With these improvements, Hanover said, "We can improve our business performance, improve our margins.
"Our market position and model of care will be sufficiently attractive to investors," he added.
Jeanine Burns, secretary of the Northeast Nurses Union, said that, while she could not speak for her members, "just for myself, I'm happy it's a non-profit."
She said she is also glad that Lahey has emerged as Northeast's new partner because "Northeast has had a relationship with Lahey" that has already provided Cardiac surgical and other services.
In that sense, she said, "they've been a part of us."
Unlike Northeast, the nurses at Lahey are not unionized, but Burns said her colleagues had reached a contract agreement with Northeast that should be signed by Friday, well in advance of the transformation of Northeast and Lahey into the affiliated organization.
The transition into Lahey Health System would be the second adoption for Addison Gilbert in 17 years.
The first — traumatic, divisive and controversial on Cape Ann — occurred in 1994 after the trustees of the 97-year-old community hospital, cherished and generously supported by residents of the island cape, sold it to the larger nonprofit that would become Northeast Health System.
With it, many residents have long said, went a sizeable endowment including a collection of paintings purportedly including works of Fitz Henry Lane, other art — and local control.
The value of AGH's endowment at the time of the merger with Beverly was $26 million; Beverly's endowment was only $29 million, but that slight advantage translated into total corporate control.

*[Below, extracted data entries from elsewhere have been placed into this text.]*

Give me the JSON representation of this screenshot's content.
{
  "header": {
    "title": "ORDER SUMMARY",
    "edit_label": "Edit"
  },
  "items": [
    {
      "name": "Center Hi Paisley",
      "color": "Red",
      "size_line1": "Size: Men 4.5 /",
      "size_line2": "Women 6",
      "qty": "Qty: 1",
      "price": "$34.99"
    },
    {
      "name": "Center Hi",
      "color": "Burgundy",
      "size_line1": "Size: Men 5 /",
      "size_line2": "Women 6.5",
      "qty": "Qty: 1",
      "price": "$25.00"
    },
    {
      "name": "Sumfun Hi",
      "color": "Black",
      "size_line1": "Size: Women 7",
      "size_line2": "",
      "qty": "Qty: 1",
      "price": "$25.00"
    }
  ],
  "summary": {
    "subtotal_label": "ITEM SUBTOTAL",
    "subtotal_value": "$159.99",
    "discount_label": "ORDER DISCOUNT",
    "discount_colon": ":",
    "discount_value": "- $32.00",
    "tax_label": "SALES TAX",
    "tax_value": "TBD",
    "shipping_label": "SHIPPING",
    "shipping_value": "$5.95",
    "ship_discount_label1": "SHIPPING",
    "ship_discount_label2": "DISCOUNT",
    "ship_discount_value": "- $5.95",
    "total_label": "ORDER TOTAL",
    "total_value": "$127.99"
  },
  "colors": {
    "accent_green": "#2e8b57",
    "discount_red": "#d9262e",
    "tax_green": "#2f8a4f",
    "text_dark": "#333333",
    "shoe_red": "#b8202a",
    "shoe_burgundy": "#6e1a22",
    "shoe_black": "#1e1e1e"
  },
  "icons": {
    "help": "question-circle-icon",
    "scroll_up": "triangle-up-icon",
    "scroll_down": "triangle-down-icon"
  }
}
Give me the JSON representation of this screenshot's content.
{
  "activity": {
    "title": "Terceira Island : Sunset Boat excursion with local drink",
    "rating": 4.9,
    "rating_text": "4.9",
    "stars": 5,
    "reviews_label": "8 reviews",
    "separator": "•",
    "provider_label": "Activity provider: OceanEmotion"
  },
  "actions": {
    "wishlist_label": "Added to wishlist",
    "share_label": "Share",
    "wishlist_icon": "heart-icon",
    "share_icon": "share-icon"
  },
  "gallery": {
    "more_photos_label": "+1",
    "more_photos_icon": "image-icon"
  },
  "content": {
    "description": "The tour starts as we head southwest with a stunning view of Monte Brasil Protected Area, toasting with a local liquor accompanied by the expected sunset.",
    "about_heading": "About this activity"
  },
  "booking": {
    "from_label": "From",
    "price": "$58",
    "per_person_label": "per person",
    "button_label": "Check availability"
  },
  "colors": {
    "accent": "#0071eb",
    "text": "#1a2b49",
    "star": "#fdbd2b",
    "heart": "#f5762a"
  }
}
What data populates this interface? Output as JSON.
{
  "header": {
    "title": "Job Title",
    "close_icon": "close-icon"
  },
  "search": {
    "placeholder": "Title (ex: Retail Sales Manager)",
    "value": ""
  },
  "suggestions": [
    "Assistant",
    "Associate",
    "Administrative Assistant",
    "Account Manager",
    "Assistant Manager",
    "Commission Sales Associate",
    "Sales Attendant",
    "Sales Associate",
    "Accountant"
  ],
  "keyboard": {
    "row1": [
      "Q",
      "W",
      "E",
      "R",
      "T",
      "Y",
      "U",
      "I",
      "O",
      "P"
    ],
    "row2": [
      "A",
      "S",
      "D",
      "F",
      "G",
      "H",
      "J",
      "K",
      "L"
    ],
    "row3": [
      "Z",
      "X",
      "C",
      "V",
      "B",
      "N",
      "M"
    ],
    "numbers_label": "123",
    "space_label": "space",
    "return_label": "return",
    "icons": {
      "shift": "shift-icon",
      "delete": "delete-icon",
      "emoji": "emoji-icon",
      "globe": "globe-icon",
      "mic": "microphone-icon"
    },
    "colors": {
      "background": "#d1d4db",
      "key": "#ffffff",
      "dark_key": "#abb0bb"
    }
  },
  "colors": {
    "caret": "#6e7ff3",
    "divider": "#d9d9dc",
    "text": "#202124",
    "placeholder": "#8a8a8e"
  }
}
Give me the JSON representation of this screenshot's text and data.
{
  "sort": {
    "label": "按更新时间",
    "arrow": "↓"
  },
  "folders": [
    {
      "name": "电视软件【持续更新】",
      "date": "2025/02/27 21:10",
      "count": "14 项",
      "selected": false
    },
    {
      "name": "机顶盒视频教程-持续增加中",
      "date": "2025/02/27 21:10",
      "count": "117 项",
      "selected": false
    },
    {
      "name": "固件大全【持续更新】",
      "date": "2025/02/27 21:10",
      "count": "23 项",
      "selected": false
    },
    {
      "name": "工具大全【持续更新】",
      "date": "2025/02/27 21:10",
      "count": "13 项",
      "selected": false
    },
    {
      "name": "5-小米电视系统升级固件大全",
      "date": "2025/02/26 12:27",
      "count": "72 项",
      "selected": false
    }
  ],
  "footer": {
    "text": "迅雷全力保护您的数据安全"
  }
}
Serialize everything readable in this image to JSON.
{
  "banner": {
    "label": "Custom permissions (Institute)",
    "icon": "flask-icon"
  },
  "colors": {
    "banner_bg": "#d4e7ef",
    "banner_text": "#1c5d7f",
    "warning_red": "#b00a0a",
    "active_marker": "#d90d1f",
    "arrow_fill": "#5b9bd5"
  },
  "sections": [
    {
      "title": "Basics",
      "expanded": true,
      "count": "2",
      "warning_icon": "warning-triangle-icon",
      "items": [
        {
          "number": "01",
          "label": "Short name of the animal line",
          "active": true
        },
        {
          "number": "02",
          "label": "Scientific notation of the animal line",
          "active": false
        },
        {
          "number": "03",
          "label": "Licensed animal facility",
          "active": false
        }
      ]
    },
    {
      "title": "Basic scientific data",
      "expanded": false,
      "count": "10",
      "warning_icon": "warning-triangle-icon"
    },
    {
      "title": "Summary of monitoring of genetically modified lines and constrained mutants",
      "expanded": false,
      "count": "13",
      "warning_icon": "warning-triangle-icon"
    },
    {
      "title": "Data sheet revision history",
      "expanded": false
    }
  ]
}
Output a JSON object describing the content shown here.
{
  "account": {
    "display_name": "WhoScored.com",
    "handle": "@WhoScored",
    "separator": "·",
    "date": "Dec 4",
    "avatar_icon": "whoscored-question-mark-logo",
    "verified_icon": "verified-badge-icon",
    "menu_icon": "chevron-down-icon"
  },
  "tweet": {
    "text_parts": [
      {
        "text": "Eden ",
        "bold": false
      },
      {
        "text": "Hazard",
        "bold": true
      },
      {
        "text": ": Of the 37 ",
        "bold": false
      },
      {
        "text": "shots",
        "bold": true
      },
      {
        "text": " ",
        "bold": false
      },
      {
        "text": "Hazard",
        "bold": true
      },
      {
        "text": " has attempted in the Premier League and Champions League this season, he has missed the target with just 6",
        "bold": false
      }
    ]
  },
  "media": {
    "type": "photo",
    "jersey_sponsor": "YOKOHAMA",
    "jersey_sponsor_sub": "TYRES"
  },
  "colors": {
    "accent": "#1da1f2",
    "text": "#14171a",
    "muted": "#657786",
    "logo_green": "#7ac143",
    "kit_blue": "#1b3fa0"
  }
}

Some Cape Anners felt they were sold out, but even many of those who didn't grated as Northeast seemed determined to marginalize AGH, following the prompts of the fast-evolving health care industry and consolidating surgical services in Beverly, where Hanover's predecessor, Stephen Laverty, undertook a modernization and expansion campaign.
Tarr, then-Gloucester Mayor John Bell — backed by community activists and AGH nurses — organized a task force to serve as a counterweight to Beverly's force, and through much of the last decade defenders of the community hospital worked to keep the essentials of an acute case facility on the Washington Street campus.
The impending, third volume of Addison Gilbert's history would affiliate it with one of the pillars of Boston's reputation, built in the early 20th century, as a world capital of medicine.
The Lahey Clinic, a teaching hospital for Tufts University School of Medicine, opened at 605 Commonwealth Avenue, Boston in 1923 — the year Gloucester celebrated its tercentenary.
The founder, the noted gastroenterologist Frank Howad Lahey, had a vision of a clinic where many specialists could practice under the same roof, and patients could benefit from one-stop medical care. The concept was ahead of its time, and through the middle of the century the clinic drew patients from many nations.
Adapting to suburbanization, Lahey abandoned Boston for Burlington in 1980. Today, Lahey's facility in Burlington includes an ambulatory care center serving more than 3,000 patients each day and a 317-bed hospital.
The facility at the North Shore Mall in Peabody serves more than 800 outpatients each day and includes a 10-bed hospital.
Both feature 24-hour emergency departments, while an American College of Surgeons-verified Level II Trauma Center is based at the Burlington. Lahey also has an ambulatory care facility in Lexington, with primary care physician offices in Amesbury, Arlington, Billerica, Danvers, Essex, Hamilton-Wenhem, Haverhill, Ipswich, Lynnfield, Merrimac and Wilmington.
Irving E. "Chip" Rogers, chairman of the board for Lahey Clinic, was publisher of the Gloucester Daily Times for three years beginning in 2002, when his family, longtime owners of the Eagle-Tribune based in North Andover and previously Lawrence, acquired Essex County Newspapers, a group that included the Times, the Salem News and the Daily News of Newburyport.
The four papers were then acquired 2005 by Community Newspaper Holdings Inc., based in Birmingham, Ala.